This is the source code and experiment results in the paper 'A New Transfer Learning-Based Traffic Classification Algorithm for a Multi-Domain SDN Network', published in the SOICT 2023 conference.
However, this is not the code that we used in the original paper. This is the code and results that were re-implemented in the HUCE students scientific research seminar, which included one original author of the paper (which is me :D), in order to re-run the experimetals.
Raw data: ETC Data
To enhance the efficiency and resource utilization of a computer network, it is imperative to classify network traffic and implement distinct priority policies. Network traffic classification plays a pivotal role across various domains, including network administration, cybersecurity, and network resource optimization. As encrypted network data undergoes diverse evolution, as evident in datasets from tech giants like Google, Facebook, and YouTube, traditional traffic classification methods have given way to machine learningbased approaches. Given that computer networks are primarily deployed as distributed multi-domain systems, employing machine learning for traffic classification becomes challenging when a new network domain appears with a limited dataset. One potential remedy is to employ transfer learning, allowing knowledge transfer from a pre-trained model in an established domain to a new one.

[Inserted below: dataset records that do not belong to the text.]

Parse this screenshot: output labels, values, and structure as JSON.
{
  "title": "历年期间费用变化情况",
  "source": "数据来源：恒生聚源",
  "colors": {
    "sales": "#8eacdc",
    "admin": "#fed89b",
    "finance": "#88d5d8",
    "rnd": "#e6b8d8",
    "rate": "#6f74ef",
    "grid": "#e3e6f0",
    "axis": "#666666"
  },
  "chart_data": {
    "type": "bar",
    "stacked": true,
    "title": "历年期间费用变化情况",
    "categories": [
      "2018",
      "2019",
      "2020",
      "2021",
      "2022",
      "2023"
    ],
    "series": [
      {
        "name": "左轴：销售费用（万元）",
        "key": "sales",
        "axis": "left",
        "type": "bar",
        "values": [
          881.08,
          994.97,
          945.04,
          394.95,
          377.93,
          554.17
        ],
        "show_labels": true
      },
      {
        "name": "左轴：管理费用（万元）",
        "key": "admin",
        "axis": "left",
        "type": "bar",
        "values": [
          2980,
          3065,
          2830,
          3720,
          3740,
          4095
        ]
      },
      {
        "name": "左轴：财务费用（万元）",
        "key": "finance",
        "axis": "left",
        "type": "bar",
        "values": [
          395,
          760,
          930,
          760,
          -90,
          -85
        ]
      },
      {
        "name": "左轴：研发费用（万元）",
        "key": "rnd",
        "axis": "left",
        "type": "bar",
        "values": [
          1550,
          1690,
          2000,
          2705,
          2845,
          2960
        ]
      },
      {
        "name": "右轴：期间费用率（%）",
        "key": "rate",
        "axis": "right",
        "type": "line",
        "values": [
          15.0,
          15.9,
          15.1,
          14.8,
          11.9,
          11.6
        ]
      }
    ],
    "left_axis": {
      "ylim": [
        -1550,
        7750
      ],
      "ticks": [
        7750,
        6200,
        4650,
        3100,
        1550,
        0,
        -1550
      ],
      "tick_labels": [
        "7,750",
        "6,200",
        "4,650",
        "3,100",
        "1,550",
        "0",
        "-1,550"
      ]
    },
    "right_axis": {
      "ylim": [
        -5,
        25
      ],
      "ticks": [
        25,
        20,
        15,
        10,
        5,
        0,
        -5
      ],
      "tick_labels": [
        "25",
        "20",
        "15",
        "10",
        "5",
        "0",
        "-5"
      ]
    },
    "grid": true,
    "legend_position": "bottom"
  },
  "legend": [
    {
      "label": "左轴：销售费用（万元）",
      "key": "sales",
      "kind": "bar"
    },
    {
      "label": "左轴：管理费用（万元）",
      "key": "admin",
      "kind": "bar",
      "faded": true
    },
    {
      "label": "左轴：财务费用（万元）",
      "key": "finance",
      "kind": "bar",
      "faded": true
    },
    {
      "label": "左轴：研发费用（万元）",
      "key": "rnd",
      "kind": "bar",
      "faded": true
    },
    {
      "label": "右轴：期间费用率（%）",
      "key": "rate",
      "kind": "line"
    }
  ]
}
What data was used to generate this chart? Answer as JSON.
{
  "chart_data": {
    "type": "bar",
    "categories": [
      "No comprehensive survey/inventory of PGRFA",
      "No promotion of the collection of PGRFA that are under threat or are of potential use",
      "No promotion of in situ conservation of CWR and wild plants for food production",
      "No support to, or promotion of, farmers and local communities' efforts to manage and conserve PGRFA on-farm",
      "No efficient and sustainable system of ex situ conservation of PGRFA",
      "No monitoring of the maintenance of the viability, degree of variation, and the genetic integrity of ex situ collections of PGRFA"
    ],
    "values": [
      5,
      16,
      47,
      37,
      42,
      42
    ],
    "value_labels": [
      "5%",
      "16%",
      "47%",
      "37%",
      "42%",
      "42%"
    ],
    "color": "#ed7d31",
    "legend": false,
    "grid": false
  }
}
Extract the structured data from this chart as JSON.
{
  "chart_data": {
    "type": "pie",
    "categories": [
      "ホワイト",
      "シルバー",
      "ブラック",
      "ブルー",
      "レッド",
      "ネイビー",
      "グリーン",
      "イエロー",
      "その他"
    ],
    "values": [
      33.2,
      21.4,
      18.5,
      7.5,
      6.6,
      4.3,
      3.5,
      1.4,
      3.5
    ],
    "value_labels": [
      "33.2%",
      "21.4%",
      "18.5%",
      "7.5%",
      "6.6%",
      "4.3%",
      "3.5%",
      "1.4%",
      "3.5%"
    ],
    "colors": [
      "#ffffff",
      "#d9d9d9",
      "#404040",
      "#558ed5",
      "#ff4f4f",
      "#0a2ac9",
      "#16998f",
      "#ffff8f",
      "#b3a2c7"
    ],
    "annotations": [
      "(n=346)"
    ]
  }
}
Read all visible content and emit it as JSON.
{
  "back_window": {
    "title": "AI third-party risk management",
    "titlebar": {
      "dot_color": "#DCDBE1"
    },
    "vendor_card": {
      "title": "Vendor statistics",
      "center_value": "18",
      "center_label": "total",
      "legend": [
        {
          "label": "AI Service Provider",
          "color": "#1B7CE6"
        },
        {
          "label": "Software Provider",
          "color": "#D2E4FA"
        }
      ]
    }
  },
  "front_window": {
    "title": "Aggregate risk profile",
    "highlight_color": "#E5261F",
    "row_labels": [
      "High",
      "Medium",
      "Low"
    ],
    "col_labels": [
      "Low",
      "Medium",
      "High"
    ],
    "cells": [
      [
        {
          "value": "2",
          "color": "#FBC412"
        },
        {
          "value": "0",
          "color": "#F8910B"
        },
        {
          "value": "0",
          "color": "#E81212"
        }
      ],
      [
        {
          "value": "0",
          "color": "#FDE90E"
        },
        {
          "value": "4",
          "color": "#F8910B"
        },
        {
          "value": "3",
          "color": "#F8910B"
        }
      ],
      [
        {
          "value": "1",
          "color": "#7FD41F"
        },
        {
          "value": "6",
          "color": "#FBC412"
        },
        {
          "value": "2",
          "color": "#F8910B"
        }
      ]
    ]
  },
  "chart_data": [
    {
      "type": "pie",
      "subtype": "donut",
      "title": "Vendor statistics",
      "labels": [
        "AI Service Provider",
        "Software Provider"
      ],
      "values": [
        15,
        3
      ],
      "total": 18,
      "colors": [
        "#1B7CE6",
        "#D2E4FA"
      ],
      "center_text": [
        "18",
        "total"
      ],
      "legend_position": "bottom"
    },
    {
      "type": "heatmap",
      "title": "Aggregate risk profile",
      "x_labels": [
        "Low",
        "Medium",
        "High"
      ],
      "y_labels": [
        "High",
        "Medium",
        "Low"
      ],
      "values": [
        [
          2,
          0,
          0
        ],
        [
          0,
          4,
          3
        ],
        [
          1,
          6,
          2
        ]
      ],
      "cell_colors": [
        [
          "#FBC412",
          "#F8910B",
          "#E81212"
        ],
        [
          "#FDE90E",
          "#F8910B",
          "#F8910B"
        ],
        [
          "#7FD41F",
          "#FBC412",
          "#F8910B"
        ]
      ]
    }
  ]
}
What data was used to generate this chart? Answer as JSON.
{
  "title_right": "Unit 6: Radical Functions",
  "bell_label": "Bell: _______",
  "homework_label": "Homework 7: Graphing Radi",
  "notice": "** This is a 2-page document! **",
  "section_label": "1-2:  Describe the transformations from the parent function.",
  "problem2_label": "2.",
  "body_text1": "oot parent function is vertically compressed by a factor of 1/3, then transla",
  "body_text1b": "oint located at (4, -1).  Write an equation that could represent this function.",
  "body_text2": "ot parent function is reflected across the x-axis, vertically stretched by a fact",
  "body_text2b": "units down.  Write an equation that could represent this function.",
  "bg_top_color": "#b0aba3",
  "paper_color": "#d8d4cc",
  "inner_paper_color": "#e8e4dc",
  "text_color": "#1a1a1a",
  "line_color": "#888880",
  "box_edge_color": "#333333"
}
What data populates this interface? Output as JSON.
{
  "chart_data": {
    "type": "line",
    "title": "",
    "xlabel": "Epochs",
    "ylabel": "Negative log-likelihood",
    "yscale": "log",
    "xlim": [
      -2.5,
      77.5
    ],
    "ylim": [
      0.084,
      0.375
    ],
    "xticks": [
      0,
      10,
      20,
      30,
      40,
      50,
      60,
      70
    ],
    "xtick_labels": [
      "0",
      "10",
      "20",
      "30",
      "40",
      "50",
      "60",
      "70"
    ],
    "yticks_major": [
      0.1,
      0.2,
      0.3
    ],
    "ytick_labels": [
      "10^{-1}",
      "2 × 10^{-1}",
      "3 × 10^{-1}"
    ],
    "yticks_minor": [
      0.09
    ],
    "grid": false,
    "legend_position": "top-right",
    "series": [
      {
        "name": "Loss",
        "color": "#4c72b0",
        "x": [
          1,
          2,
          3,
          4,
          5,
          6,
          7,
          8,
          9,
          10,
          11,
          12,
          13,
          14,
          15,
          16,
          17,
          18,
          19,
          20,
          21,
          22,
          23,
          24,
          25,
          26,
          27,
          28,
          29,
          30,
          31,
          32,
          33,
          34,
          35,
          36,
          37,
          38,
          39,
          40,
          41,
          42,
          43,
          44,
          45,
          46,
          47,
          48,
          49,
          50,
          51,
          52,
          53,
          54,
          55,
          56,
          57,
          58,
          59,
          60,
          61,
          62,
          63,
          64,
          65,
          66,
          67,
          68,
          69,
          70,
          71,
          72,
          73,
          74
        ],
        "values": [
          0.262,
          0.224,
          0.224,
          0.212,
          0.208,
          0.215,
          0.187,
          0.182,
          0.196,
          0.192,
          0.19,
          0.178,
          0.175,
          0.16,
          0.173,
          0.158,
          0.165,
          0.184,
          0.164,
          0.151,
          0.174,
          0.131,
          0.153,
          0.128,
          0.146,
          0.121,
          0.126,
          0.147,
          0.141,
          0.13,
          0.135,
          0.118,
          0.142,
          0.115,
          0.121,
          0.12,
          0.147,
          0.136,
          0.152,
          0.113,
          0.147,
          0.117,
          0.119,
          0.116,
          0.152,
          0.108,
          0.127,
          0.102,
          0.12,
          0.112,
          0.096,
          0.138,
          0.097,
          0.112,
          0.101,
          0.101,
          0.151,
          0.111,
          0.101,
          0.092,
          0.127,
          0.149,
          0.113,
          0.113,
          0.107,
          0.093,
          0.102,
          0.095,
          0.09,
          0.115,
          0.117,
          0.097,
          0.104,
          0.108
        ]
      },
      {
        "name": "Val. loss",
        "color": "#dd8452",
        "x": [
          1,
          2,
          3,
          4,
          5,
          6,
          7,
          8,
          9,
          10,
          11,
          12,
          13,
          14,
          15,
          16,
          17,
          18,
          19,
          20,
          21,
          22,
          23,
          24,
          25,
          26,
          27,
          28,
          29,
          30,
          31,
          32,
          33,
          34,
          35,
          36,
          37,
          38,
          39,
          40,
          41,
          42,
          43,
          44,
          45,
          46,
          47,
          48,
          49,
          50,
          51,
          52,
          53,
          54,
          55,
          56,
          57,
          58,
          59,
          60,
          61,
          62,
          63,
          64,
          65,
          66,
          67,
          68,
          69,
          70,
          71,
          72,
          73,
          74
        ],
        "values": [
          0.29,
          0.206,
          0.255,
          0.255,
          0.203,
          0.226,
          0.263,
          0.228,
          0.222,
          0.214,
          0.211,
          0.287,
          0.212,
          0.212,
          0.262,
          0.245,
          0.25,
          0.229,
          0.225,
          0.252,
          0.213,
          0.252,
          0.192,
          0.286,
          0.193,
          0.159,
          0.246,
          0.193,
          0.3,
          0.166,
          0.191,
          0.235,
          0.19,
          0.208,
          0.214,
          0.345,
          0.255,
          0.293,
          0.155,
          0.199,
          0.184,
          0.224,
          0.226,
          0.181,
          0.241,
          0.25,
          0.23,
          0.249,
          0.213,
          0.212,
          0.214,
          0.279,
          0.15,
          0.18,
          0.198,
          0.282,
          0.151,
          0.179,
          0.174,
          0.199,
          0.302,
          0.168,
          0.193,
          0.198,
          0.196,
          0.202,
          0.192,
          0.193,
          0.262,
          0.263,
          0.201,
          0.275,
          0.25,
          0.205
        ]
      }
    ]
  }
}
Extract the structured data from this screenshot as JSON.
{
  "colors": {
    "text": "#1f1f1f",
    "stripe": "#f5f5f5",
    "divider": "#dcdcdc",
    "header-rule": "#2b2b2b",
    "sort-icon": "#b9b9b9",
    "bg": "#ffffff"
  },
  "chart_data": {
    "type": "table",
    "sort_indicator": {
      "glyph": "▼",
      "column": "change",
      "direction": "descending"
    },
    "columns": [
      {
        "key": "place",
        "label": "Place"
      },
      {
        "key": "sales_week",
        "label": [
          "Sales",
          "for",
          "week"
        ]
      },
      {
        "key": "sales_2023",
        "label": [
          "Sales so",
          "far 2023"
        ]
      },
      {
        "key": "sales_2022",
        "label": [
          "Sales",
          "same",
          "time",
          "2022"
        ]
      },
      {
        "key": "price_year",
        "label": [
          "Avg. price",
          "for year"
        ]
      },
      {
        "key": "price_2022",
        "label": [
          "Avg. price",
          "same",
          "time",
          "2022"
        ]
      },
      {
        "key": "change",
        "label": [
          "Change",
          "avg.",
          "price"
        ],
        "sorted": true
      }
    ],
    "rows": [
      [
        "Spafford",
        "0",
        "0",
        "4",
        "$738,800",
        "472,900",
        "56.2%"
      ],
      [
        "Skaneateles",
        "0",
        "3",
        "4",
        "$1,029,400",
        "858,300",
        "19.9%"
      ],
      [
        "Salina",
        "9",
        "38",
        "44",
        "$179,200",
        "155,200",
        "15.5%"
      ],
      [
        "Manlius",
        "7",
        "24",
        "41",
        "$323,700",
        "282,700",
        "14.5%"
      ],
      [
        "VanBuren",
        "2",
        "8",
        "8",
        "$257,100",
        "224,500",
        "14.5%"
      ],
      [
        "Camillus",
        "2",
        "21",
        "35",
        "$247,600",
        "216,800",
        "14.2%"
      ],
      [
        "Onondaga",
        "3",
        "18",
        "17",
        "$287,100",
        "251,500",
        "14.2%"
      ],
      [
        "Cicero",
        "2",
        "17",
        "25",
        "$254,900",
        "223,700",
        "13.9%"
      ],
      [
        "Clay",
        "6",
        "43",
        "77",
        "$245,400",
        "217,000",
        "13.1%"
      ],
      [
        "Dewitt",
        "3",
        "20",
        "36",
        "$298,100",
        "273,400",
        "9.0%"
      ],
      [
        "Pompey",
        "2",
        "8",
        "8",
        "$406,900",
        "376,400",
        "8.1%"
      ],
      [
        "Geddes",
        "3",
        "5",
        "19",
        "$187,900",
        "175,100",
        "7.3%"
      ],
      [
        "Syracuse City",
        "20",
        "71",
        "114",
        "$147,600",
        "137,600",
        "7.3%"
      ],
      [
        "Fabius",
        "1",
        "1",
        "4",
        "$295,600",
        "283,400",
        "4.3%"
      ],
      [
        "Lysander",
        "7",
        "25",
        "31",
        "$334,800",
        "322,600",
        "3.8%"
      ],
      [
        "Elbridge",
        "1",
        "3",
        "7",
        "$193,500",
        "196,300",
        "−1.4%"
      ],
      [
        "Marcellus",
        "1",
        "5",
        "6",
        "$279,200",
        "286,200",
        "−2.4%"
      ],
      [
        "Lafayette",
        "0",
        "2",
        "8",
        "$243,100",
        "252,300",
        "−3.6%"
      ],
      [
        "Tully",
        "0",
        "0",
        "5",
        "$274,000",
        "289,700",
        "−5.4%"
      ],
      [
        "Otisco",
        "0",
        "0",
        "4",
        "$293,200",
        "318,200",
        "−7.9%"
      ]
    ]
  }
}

In this paper, we present two contributions. First, a novel algorithm called Multi-class TrAdaBoost-CNN is introduced to tackle the challenge of cross-domain classification in encrypted network services. This algorithm extends the Multi-class TrAdaBoost approach by incorporating a Convolutional Neural Network (CNN) as a weak learner. Secondly, extensive experiments are conducted on two distinct domains characterized by imbalanced data distributions to assess the efficacy of our proposed method. The experimental results clearly demonstrate that our algorithm outperforms the traditional CNN model, achieving remarkable accuracy improvements of up to 16%, even when dealing with extremely limited data.